Darling of the fashionista pack, the Belgian Dries Van Noten, crafted a trademark blend of feminine and masculine for autumn-winter as he paired Asian-inspired fluid silks with military blazers, slim coats and tapered pants.

Van Noten took antique Japanese and Korean clothes photographed at London's Victoria and Albert Museum as his starting point, but digitally reworked the images to create original motifs in riotous tangerine or turquoise.

"We went from 2D to 3D to create contemporary pieces, so we played at using the hem of a coat as the main theme of a dress, for example," he explained backstage.

Bright patterns were hemmed in between panels of demure navy, military green, or black, on long-sleeved blouses, high-necked fine pleated dresses or coats.

Ethereal numbers like a flowing ankle-length dress with golden embroidery at its ruff neck and shoulders, alternated with more self-contained looks like a military blazer over apron and cigarette pants, all in black.

Lacquered tortoise-shell on shoe heels, tips and tongues added a retro feel, but the show's soundtrack, whose lyrics spoke of time slowing down, was closer to capturing the essence of the collection.

With statuesque figures in romantic ruff necks, cloaked in smooth suede and leather, the 30-year-old Damir Doma made an impression earlier Wednesday as he whisked Paris back to the Renaissance -- also with an eastern twist.

In black, rust, camel or dusty pink, Doma's Elizabethan-inspired creations paired delicate hand-pleated collars and billowing silks, with manly tailoring in the cut of pants and jackets.

Suede desert pants and ample skirts, laced together with wide stitches, were tucked into soft, Robin Hood boots or paired with pointed slippers, under ample, cape-style jackets.

Fur jackets overlaid with breastplates alternated with kimono-style coats for a look part Samurai, part Renaissance hunting party.

"It's a modern Renaissance collection," the Croatian-born, German-raised designer told Agence France Presse, explaining he blended oriental and Western references, while injecting a "futuristic edge".

Leather in all its glory was the backbone of the punchy, sensual look from Portugal's Felipe Oliveira Baptista -- also a designer for Lacoste -- whether on a second-skin sheath dress, or a buttery wraparound coat.

Even the glossy plastic-looking fabric that cropped up on the skirt of wool coats, in graphic panels on short skirts and dresses, or on shoulder-high gloves -- was in fact varnished leather, backed with jersey.

"But that's what luxury is about, right?" quipped Oliveira Baptista explained backstage.

The designer -- who last season took a skydiver's suit as his starting point -- said this time he went looking underground for inspiration.

"I used the idea of underground things, the counter-culture, punk, the art magazines of the 1970s.
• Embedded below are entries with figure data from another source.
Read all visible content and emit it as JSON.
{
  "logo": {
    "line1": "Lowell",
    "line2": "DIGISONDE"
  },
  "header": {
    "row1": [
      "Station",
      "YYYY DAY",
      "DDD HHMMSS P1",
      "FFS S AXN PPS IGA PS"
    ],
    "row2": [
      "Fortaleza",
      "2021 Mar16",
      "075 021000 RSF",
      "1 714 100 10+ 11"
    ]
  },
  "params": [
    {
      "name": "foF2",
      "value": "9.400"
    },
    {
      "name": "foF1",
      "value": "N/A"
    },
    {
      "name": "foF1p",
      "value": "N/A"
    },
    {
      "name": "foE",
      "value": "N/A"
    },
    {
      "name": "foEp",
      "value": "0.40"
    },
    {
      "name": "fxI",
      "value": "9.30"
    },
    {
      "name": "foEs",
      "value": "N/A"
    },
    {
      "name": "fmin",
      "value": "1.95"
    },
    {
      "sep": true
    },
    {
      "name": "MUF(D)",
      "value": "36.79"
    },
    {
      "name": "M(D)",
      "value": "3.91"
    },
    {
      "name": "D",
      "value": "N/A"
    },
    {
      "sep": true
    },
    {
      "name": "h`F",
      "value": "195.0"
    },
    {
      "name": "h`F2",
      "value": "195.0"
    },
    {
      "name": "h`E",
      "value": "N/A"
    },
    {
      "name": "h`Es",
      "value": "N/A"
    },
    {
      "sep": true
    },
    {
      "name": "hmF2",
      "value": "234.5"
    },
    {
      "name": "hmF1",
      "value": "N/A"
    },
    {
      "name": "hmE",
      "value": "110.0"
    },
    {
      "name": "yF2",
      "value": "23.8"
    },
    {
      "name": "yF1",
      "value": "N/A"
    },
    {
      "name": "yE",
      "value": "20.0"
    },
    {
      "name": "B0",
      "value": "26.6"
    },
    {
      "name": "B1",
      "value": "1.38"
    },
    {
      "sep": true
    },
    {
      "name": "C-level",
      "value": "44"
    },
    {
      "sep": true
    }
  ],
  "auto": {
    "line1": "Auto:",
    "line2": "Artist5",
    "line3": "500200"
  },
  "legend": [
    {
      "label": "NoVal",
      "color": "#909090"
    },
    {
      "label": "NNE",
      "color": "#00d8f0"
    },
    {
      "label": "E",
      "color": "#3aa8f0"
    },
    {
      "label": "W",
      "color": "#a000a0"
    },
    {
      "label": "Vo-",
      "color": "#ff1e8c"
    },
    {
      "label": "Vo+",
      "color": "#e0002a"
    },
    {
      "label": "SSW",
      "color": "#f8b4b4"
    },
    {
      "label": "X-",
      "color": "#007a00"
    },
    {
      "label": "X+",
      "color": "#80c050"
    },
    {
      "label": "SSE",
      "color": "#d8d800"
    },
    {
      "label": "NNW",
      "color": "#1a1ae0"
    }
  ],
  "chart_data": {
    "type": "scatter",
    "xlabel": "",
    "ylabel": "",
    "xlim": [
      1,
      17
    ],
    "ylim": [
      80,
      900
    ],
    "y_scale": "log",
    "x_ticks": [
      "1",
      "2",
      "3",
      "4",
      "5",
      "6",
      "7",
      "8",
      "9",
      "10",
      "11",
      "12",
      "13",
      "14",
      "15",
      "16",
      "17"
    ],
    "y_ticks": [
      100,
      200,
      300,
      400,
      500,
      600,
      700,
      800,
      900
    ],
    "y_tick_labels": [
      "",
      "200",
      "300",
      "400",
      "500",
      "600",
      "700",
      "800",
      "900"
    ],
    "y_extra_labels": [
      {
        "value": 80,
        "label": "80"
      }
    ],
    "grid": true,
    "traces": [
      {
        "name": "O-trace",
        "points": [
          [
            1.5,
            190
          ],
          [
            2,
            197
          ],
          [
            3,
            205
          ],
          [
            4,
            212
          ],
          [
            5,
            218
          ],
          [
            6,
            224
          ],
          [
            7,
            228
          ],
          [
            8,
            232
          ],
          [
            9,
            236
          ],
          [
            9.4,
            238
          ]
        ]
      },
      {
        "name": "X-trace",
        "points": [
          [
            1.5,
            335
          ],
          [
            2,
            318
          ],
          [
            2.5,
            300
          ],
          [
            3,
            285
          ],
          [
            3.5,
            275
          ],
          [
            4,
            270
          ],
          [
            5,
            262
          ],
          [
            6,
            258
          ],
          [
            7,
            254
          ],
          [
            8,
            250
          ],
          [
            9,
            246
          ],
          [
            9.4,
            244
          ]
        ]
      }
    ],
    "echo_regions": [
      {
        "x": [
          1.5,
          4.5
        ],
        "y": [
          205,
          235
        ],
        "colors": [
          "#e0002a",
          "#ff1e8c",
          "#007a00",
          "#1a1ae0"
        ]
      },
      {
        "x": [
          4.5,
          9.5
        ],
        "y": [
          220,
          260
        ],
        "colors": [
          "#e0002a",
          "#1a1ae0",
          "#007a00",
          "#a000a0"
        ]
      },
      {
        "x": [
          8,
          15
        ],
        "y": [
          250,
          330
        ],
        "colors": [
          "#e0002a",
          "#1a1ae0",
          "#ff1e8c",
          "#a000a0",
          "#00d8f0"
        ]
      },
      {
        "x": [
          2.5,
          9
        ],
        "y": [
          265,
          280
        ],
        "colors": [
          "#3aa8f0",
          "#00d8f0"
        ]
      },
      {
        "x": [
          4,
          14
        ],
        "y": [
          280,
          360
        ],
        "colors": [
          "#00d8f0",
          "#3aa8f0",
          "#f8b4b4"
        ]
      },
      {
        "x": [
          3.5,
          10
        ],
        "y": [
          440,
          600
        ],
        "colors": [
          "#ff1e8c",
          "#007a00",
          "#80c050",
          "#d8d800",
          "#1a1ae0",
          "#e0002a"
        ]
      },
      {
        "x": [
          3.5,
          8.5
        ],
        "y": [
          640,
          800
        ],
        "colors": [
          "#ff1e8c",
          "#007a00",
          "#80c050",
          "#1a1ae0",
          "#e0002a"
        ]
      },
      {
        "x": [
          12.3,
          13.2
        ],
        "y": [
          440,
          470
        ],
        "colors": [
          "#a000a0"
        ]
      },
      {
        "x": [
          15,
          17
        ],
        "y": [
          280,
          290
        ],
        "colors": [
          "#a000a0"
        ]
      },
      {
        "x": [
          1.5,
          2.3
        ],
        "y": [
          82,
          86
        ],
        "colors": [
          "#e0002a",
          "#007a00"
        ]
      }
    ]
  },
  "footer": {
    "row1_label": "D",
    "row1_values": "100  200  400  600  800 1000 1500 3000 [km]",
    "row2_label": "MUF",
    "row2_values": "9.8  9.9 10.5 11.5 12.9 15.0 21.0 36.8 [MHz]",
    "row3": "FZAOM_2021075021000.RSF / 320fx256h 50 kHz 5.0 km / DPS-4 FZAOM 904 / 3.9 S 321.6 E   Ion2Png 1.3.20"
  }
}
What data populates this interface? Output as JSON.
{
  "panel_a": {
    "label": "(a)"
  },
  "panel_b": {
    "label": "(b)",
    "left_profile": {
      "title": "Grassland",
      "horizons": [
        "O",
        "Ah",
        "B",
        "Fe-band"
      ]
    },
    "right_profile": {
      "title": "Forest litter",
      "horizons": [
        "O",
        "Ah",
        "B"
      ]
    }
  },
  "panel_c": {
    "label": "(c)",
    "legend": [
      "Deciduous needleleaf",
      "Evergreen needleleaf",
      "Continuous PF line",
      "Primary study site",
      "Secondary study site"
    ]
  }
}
But I wanted to work all these elements into a real woman's wardrobe."

Stretchy-looking second-skin numbers had punky zebra stripes in black or red running down from the neckline, above pointy-tipped leather platform boots, intended as "part cyberpunk boot, part cowboy boot."

Later at the French house Rochas, designer Marco Zannini also drew on the 1970s to wrap his models head to toe in autumnal color and prints -- right down to their opaque tights in patterned red or gold.

There was barely a white or black in sight as Zannini worked through a retro palette from mustard to rust and aquamarine, matching demure ribbed sweaters or brocade tunics with pleated A-line skirts or flared pants, hair in wispy ponytails and outsized shades.